Fire has had a significant role in shaping mountain ecosystems in Australia for millions of years. But climate change is making our fire seasons more extreme and longer in duration.
What this means is that we are seeing more and more areas being burnt more frequently. In the case of the Victorian mountains, I have seen some areas of alpine ash and snow gums that have been burnt three times in a decade. Each year it feels like the world is getting poorer as these forests are impacted time and again, potentially beyond their ability to recover.
It’s the same story everywhere. Who can forget the devastating fires in Tasmania over the summer of 2016?
As we hear warnings that this summers fire season may be a bad one, massive fires are raging across much of western North America, causing many people to flee from their homes and communities. Vast areas of land are being burnt. For instance one fire in California swept through an area called Nelder Grove, which is home to 2,700-year-old giant sequoia trees. Human assets like historical buildings are also being threatened or destroyed.
There are fires across much of the rest of the northern hemisphere too. Check the incredible maps in this article entitled ‘This is how much of the world is currently on fire’.

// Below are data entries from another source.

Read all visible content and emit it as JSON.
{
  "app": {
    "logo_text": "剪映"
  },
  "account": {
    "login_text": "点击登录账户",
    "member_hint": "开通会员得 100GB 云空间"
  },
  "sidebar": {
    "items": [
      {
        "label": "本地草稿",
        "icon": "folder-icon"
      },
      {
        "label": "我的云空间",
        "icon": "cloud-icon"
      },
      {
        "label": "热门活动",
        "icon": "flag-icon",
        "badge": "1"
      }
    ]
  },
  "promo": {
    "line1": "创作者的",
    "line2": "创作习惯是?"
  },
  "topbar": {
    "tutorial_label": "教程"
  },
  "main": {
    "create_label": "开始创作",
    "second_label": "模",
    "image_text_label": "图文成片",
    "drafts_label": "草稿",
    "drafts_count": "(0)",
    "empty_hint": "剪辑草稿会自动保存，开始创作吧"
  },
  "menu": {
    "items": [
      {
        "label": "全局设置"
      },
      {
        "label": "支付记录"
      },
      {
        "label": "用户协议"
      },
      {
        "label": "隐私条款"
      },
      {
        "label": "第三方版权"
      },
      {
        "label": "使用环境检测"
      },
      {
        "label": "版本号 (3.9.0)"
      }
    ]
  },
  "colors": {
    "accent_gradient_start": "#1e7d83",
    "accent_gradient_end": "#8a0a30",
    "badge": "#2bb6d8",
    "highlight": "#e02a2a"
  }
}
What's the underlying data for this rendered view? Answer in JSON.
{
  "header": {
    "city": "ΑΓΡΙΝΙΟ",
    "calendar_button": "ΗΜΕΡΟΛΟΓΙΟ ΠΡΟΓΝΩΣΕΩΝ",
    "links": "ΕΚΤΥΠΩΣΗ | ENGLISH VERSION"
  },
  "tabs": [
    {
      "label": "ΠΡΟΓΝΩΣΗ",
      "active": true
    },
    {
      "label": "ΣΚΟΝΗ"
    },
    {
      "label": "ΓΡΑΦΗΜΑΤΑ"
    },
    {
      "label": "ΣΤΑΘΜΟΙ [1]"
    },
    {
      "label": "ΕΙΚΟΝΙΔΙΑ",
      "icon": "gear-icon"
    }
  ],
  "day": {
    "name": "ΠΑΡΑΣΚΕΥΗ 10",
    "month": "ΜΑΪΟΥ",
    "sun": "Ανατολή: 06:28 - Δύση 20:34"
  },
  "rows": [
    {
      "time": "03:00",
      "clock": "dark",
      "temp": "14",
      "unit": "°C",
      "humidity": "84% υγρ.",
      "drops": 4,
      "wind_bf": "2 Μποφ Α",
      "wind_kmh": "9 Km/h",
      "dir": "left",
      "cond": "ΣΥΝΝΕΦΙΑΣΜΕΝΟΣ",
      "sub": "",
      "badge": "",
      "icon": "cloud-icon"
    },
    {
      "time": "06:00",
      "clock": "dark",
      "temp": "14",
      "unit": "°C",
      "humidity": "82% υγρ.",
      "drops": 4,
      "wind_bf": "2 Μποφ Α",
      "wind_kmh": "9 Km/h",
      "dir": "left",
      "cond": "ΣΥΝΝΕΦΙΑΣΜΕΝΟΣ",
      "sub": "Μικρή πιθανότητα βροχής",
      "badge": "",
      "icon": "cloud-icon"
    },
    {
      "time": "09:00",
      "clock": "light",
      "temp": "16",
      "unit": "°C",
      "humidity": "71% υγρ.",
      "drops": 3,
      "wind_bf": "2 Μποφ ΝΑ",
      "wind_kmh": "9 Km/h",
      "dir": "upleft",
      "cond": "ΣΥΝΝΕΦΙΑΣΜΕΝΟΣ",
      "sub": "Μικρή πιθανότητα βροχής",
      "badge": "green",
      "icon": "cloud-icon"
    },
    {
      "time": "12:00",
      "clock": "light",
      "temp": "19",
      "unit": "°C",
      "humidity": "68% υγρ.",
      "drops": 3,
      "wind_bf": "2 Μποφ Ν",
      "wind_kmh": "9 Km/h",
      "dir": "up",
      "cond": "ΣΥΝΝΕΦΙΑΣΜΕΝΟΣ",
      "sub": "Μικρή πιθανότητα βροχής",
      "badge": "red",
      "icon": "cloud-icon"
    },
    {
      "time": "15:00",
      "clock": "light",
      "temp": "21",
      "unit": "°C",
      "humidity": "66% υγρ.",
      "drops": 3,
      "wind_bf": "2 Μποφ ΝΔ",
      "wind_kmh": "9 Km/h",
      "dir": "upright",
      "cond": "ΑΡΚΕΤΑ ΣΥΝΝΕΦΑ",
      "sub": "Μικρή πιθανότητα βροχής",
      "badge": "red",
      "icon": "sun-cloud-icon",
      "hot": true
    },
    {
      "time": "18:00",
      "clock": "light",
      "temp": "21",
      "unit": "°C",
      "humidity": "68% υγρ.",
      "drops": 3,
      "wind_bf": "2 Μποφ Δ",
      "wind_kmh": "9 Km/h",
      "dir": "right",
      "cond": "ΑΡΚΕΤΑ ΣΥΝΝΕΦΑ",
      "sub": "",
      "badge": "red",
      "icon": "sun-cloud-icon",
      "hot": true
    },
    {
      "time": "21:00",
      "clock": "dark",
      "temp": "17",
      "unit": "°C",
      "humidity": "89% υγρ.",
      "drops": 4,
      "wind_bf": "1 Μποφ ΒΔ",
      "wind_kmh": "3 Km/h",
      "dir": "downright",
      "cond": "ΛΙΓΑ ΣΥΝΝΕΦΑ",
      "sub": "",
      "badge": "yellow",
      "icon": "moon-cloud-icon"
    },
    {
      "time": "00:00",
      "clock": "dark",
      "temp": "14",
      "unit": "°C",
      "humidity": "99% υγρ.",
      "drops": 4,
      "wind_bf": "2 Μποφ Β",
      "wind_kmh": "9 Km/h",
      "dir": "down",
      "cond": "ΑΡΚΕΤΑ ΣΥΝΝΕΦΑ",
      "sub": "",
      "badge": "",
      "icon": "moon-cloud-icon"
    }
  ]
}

Recent research here in Australia demonstrates that fire impacts are growing on snow gum forests and will continue to do so in future. Mountain Journal has reported on a number of these reports in the past. A new report from researchers at Melbourne University has a shocking message: ‘over 90% of the Victorian distribution of snow gums has been burned at least once since 2003. What is of greater concern though, is that each of the large fires of the last 15 years has overlapped to some extent, leaving thousands of hectares of snow gums burned by wildfire twice, and sometimes three times’.